No conteúdo, impressiona o seu approach desta figura controversa, onde fica clara a devoção e simpatia de autor e diretor por ele, mas não caindo no golpe fácil da mitificação. O personagem nunca é menos do que contraditório na sua raiva misturada com amor (inclusive ele discursa sobre a relação amor e ódio), na sua relação com a arte (música e poesia principalmente, mas sobra para o cinema também) e com a realidade, na sua perspectiva histórica e social.

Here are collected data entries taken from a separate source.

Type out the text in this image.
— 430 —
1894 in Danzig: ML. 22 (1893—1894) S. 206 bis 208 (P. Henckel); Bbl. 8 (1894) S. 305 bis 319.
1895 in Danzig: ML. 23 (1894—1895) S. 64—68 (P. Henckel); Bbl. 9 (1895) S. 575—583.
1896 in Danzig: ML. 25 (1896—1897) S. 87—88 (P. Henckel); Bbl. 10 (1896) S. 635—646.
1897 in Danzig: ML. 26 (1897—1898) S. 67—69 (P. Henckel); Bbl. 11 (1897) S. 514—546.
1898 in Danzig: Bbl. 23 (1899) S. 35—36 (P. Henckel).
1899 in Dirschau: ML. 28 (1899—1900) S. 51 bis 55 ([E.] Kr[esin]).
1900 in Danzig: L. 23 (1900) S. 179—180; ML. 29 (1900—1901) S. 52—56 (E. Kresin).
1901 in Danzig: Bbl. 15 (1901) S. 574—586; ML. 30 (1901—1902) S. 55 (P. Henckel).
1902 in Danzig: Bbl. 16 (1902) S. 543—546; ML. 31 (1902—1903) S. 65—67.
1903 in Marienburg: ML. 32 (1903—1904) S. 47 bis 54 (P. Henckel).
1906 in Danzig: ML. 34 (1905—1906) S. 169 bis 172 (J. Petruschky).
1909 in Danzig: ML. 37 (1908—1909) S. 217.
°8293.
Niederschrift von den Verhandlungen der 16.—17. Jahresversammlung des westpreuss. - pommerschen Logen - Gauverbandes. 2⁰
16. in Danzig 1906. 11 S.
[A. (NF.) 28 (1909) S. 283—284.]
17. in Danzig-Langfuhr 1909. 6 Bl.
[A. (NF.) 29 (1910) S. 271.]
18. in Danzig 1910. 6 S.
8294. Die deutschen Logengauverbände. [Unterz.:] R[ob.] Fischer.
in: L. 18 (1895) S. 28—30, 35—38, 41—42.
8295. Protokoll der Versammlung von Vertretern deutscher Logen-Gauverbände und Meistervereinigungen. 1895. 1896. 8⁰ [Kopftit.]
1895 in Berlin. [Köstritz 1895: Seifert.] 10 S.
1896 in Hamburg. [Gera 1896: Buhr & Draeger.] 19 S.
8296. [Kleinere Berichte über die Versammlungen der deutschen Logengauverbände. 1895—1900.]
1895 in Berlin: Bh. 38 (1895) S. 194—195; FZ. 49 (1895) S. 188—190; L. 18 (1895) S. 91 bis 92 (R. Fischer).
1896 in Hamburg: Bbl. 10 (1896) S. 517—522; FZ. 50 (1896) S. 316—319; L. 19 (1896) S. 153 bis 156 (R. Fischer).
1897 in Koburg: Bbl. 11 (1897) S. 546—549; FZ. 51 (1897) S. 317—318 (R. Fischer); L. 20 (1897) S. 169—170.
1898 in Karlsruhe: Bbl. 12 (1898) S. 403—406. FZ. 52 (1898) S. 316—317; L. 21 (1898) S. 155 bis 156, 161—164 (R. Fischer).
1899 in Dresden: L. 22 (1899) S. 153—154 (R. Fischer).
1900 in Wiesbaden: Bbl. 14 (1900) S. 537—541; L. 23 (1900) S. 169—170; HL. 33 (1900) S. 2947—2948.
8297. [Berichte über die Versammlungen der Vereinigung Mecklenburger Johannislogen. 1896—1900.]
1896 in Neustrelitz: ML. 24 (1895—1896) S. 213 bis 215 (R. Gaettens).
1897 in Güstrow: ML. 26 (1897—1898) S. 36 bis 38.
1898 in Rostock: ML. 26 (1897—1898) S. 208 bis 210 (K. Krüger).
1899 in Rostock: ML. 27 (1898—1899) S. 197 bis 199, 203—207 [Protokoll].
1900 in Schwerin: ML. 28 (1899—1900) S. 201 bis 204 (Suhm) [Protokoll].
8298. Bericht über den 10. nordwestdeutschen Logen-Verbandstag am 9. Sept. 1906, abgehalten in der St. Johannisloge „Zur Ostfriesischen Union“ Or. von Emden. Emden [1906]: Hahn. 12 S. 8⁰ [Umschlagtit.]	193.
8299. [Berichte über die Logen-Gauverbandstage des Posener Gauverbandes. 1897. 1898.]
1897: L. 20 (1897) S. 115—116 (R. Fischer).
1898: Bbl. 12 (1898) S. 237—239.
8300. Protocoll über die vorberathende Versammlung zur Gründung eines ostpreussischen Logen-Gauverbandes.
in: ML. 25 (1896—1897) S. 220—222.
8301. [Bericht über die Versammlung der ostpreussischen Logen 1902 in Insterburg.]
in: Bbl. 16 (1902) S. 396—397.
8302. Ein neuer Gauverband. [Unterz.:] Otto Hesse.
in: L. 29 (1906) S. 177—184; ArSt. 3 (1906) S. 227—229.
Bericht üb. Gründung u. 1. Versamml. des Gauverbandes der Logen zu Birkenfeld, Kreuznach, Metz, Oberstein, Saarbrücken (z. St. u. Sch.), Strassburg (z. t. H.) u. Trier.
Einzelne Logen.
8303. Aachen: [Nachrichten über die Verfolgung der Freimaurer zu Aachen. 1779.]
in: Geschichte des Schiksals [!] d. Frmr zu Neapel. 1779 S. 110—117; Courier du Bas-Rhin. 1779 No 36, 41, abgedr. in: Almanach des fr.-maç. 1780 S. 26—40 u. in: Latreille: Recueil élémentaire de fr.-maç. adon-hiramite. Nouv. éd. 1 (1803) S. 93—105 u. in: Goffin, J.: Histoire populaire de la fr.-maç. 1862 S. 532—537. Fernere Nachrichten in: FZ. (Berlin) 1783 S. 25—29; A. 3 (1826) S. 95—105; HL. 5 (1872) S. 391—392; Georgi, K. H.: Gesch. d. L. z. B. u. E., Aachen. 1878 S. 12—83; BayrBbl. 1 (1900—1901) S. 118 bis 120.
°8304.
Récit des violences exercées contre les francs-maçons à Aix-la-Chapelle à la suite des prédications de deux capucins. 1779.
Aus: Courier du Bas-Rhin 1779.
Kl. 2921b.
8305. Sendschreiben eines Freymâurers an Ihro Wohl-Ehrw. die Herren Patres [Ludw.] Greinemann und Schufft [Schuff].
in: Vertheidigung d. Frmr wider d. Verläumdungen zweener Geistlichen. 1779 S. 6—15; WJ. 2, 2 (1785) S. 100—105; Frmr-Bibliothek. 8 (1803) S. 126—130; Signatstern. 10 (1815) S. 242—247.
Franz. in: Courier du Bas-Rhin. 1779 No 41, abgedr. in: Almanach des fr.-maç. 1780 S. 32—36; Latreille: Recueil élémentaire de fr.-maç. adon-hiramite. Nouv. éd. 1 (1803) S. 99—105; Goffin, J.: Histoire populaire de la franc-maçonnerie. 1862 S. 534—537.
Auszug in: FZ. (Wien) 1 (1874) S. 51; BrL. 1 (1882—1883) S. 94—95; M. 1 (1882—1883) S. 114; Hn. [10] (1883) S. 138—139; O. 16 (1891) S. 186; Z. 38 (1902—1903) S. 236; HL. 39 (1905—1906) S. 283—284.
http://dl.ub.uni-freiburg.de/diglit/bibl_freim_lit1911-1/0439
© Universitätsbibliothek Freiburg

Smith é soberbo em muitas cenas, em outras cai vítima de um tentador overacting, mas constrói o retrato de uma pessoa que consegue ter opiniões claras e diretas, sendo ainda assim um poço de confusão. Sua fala caudalosa muda de rumo em muitos momentos, volta atrás e pula adiante, renega o que disse para reforçar algo mais adiante. Mas, acima de tudo, é cheio de paixão, energia e revolta, e estas características básicas o cineasta e o autor conseguem atingir nas suas partes.

Lee retoma a linha de A Hora do Show no que diz respeito a um certo levantamento audiovisual da história do negro, e mais uma vez abre e fecha o filme com clipes impressionantes. Mas, ao contrário deste outro filme, aqui a confusão do discurso funciona mais, por ser uma característica inerente ao seu próprio objeto de filmagem. Ao contar esta página da história, ele incorpora elementos atualíssimos da cena negra americana (artística, esportiva, política) ao discurso, o que empresta grande frescor ao que é dito, ainda mais em se tratando de uma clara licença poética, tendo o próprio Newton falecido em 1989. Mas, isso configura o filme de fato como uma incorporação da figura dele por Smith, e neste caso faz todo o sentido. "Incorporação" talvez seja a principal palavra ao se referir ao filme como um todo, porque a maior qualidade do trabalho é a sensação de "ser um" com o discurso, com os ideais, com os objetivos do seu objeto. Não dá para separar personagem e cineasta no que dizem. E é esta sensação que torna o filme algo diferente, novo, vital. Um belíssimo trabalho numa belíssima obra, que vai pouco a pouco se tornando imprescindível ao entendimento do mundo hoje.